A Sunday is made up of a fun variety of optional activities including soaking up the abstract and absurd at Modern Art Oxford, a visit to shopping outlet Bicester Village, the gift to the university city of designer clothing at (closer to) student prices, or touring some of the other colleges of Oxford University and museums not already visited during the week. Oxford Summer Courses students can also use the free time for their own exploration, repeat activities such as the very popular punting, or study time to prepare for the week ahead.

The picturesque scenes of Oxford’s countryside are only a few hundred yards from the city centre and our Sunday afternoon country walk is an idyllic package through Port Meadow, along the canals and up to the The Trout for lunch- a quintessential riverside pub- even with wild horses included en route! Sports are also arranged, ranging from football and cricket to Quidditch(!) to an organised sports day with group teams competing in traditional village races such as the egg and spoon, wheelbarrow and sack races, as well as water-balloon throwing, all for the ultimate prize- the incomparable creations of Oxford’s own ‘G&Ds’ ice-cream revolutionaries!

Posted: August 31, 2015

Bach, Shakespeare, and Karaoke!

Residential Dean Naomi Gardom reports on the cultural highlights of our 2015 course

Summer evenings spent in Oxford have a particularly fairy-tale atmosphere. After a day in the beautiful grounds of Blenheim Palace followed by a picnic supper on Somerville lawns, the students of Course 2 made the short trip through Oxford’s golden streets to the Sheldonian Theatre. This distinguished building, designed by Christopher Wren (the architect of St Paul’s Cathedral in London) has a central position in Oxford life.

However, on this occasion we were not there to attend a matriculation or graduation ceremony; rather, we attended one of the concerts in the Oxford Philomusica summer series. The programme featured ever-ravishing favourites such as Bach’s Partita No. 2 in D Minor, Pachelbel’s Canon, crowned with the delightfully frothy Concerto for Four Violins by Vivaldi. The exquisite baroque counterpoint of the music chimed with the beautiful architecture.

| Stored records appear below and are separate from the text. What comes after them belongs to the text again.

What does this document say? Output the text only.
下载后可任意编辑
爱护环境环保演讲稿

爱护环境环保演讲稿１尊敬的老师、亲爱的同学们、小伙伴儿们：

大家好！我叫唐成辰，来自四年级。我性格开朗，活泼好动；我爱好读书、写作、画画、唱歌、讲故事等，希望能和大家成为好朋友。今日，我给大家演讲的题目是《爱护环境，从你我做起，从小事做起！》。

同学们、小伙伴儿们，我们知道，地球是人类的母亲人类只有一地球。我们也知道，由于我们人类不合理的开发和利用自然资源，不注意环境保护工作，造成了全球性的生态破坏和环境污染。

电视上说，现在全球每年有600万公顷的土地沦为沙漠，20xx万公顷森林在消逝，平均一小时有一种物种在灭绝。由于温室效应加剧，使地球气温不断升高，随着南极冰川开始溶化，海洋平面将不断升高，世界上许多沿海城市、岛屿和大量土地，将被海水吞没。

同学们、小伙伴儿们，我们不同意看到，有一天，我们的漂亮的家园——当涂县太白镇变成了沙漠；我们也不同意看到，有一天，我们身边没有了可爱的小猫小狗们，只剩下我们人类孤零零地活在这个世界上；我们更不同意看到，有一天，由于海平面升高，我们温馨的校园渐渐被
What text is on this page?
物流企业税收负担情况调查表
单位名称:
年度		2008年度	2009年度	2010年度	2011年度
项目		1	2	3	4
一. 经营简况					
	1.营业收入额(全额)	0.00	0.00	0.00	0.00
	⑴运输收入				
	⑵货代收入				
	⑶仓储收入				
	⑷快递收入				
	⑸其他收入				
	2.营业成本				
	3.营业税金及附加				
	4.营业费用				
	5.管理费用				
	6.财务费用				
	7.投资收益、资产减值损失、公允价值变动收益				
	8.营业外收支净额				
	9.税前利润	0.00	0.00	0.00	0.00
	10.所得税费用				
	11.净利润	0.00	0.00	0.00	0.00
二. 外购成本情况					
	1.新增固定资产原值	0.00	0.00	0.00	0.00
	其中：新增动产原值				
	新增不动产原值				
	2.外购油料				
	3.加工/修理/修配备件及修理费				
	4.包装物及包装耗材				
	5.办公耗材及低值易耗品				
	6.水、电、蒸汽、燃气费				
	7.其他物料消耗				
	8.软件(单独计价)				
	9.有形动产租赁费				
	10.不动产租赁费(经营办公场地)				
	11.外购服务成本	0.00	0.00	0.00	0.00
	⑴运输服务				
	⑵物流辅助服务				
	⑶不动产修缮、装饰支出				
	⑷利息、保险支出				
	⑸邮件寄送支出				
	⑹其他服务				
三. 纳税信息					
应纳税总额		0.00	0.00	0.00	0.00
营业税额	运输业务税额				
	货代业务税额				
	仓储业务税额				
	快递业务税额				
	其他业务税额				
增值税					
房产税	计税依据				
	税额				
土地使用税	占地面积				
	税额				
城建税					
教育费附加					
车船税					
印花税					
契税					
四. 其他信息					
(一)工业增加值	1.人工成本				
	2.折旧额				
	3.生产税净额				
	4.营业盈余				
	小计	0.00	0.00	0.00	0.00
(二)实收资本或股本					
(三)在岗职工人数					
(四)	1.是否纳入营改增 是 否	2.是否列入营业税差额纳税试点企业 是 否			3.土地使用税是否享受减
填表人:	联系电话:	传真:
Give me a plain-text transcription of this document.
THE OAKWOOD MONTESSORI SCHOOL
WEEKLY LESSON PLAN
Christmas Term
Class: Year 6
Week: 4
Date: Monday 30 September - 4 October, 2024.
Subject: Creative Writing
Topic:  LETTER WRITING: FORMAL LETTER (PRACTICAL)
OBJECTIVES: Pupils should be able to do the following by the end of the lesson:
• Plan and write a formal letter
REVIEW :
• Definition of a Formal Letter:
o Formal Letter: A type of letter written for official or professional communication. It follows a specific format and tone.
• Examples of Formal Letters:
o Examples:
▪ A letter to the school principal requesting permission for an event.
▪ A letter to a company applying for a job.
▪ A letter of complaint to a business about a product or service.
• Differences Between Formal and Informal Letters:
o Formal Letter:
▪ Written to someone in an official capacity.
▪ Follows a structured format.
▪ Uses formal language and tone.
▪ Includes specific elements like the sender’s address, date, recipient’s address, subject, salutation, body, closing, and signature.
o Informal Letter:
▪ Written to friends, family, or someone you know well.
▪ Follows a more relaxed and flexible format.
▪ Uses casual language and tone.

The most enjoyable part of the evening had to be the Botesini Concerto for Violin and Double Bass – an unusual combination of solo instruments, made even more special by the fact that the concert marked the 70th birthday of the double bassist. And, of course, the orchestra played him ‘Happy Birthday’.

A few evenings later, Course 2 staff and students were once again spotted inhaling some Oxford culture, on this occasion at an outdoor performance of Shakespeare’s Much Ado About Nothing, a production by the Globe on Tour. This lively tale of crossed love, misunderstanding, villainy and reconciliation was brought to life by the star performances of the Shakespearean troupe, who aim to recreate as far as possible the authentic seventeenth-century experience, complete with live music, dancing, audience interaction and even fruit-throwing.

There was also time for culture of a less tradition kind, though nonetheless demanding and challenging. The karaoke night featured classics such as All the Single Ladies, Gangnam Style, and culminated in a staff performance of Angels. Group C came together for a rendition of Hot and Cold by Katy Perry (clearly not referring to their level-headed Assistant Course Director and Residential Deans), and Oxford Summer Courses’ very own Academic Director brought the house down with New York, New York.

Whether listening to Bach, roaring in laughter at the genius of William Shakespeare, or singing their hearts out to Lady Gaga, Oxford Summer Courses students have shown that they are up for anything.